At home, chemical contaminants may arise from various sources, such as detergents, disinfectants, and even deodorants. The food that you eat or the water that you drink may also be subject to chemical contamination. For instance, if the pipes that carry your drinking water are made of or contain lead, arsenic, copper, zinc, and other chemical elements, this can pose all sorts of danger, including he risk of nervous system damage.

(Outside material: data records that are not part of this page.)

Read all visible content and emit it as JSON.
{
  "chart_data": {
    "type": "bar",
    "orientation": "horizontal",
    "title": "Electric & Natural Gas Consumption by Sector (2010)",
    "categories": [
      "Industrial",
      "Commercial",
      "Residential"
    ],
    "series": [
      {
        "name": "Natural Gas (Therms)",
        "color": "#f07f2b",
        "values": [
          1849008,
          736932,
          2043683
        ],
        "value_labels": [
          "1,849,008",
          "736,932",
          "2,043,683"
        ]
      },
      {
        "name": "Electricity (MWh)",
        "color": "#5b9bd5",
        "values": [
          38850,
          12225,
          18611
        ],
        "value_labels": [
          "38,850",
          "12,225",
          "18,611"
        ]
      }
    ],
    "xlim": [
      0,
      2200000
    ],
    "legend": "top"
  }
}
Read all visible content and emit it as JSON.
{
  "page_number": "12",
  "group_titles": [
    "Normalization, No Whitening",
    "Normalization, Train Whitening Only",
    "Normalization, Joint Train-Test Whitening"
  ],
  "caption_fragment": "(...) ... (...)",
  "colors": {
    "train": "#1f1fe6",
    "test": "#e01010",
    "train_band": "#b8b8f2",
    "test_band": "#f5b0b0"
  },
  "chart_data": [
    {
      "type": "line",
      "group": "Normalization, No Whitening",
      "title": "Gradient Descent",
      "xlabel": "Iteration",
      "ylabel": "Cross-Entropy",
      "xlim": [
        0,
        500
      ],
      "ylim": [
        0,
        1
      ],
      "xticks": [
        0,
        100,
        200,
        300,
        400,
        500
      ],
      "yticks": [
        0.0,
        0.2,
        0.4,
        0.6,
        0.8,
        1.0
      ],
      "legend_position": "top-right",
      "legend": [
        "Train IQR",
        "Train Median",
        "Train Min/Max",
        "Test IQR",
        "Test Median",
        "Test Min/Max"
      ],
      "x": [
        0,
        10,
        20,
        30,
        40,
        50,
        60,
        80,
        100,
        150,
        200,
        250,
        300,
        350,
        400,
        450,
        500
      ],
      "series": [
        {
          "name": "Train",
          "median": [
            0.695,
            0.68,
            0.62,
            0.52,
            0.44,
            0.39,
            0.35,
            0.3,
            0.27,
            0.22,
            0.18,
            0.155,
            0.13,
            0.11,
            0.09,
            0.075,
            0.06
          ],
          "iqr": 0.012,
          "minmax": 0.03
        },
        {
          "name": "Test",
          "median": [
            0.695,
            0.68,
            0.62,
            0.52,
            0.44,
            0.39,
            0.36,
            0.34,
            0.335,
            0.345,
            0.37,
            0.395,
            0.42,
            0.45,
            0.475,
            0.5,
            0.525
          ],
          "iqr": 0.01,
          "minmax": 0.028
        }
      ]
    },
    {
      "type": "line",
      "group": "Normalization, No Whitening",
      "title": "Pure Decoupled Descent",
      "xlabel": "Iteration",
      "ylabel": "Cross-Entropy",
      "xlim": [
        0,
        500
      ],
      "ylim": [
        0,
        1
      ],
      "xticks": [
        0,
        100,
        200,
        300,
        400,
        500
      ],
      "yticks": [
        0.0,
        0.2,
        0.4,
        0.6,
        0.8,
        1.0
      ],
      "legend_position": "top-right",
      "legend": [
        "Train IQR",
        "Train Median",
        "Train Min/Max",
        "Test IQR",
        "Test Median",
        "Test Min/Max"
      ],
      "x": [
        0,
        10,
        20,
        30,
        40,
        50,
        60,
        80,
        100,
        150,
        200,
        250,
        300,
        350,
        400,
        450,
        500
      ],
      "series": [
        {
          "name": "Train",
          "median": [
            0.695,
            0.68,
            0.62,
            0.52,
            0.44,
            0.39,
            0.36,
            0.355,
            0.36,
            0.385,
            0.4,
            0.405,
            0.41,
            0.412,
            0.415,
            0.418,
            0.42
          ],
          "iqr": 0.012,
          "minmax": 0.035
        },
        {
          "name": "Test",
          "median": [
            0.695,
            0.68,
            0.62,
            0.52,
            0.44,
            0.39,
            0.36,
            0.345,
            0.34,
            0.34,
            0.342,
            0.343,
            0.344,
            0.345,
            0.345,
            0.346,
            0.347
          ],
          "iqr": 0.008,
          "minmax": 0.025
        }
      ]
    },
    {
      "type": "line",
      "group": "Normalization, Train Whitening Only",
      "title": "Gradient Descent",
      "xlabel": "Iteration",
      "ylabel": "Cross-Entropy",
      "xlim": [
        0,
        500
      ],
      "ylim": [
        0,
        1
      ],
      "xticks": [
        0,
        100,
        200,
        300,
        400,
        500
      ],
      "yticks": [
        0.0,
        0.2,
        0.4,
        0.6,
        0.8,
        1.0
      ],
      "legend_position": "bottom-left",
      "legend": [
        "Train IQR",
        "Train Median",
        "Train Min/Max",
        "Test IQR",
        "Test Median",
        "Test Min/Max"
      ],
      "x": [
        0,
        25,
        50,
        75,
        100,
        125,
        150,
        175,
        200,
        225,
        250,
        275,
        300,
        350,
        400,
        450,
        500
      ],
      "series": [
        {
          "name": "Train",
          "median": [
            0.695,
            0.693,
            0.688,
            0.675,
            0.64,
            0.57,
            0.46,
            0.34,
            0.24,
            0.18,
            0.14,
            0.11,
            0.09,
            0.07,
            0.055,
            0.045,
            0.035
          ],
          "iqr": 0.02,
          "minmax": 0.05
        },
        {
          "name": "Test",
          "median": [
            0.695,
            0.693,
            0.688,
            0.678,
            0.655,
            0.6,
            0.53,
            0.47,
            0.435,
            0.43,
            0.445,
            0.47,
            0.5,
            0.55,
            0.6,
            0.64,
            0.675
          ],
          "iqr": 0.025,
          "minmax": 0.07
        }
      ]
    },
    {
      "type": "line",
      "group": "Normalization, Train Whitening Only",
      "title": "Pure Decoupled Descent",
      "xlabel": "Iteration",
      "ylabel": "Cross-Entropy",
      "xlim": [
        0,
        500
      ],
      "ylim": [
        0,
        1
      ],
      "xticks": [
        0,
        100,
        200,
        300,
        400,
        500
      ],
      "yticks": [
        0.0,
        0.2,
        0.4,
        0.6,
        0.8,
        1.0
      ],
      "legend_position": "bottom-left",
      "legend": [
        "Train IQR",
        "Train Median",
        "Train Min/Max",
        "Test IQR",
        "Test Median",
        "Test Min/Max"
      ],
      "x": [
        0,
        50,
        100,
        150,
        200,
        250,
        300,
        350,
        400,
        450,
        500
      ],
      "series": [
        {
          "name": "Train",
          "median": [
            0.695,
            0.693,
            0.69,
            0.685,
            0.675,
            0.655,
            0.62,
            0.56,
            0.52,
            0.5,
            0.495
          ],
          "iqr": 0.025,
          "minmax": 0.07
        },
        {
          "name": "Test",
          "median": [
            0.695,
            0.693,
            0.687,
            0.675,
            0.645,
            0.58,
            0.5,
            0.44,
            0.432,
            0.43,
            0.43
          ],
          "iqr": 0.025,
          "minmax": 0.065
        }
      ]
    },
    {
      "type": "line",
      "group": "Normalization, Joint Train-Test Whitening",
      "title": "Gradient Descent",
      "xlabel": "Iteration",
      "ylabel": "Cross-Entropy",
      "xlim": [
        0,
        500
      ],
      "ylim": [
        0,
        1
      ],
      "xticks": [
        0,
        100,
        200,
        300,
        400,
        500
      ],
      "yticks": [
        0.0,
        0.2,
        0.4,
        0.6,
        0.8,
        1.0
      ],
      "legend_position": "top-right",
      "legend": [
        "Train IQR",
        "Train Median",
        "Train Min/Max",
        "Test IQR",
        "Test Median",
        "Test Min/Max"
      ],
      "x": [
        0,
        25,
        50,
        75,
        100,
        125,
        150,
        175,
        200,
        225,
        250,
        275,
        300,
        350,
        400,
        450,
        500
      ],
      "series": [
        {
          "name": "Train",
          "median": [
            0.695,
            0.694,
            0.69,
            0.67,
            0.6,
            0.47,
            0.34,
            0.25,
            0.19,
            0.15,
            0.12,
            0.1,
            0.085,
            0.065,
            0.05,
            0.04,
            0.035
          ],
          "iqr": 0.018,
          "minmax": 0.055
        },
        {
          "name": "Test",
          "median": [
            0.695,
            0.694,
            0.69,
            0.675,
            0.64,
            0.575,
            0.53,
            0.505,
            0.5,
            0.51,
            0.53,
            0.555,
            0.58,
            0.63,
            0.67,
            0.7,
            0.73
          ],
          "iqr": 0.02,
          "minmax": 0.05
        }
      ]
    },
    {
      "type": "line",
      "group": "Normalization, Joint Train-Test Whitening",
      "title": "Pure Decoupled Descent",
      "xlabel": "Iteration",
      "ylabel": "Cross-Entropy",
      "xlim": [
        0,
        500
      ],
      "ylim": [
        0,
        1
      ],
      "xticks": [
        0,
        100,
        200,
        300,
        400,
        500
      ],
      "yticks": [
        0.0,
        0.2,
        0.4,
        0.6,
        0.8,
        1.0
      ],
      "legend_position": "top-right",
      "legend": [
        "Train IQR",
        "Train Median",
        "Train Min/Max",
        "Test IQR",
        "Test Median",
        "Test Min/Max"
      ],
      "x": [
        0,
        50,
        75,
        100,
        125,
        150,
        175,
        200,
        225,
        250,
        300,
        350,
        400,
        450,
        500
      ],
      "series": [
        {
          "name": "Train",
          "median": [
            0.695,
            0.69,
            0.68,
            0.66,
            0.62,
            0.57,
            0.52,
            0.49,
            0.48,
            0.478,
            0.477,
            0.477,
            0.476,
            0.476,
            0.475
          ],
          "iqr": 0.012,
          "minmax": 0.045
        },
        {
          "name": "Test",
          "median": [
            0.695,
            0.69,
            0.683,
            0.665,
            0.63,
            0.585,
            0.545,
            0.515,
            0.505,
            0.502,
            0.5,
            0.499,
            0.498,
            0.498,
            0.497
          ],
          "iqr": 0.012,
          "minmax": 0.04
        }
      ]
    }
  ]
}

As for your food, it may contain chemical pesticides and herbicides that you then eat. But let's say that you are super-conscious about what you buy and where you source it from. Even if you buy organic food that doesn't use such chemicals, you are still not free and clear. Think about what you eat your food in or heat it up in. If you heat your food in plastic containers, those plastic containers may leak chemicals into your food! If you cook using non-stick cookware, you run the risk of having chemicals in that non-stick coating entering your favorite meal, too.

At Work and in Nature

Workplaces may contain plenty of chemical contaminants as well, it just depends on where you work. The workplace contaminants often end up affecting nature in general as well. For instance, if you work drilling for oil, then your work may entail the use of dangerous chemicals to extract the oil, which may contaminate your hands, the air around you, and the water that you may then end up drinking. If you work at a garbage incinerator, the heat generated by such a plant vaporizes many harmful substances, which then pollute the air around you and the air for miles around.

But nature can be contaminated by those of us who perform no such dangerous work. If you've ever flushed something like pharmaceuticals or other chemicals, such as drain cleaners, down the toilet, sink, or bathtub, then you must realize that all of this stuff ends up going into our water source. If the water is not properly treated, we just end up drinking these things later on!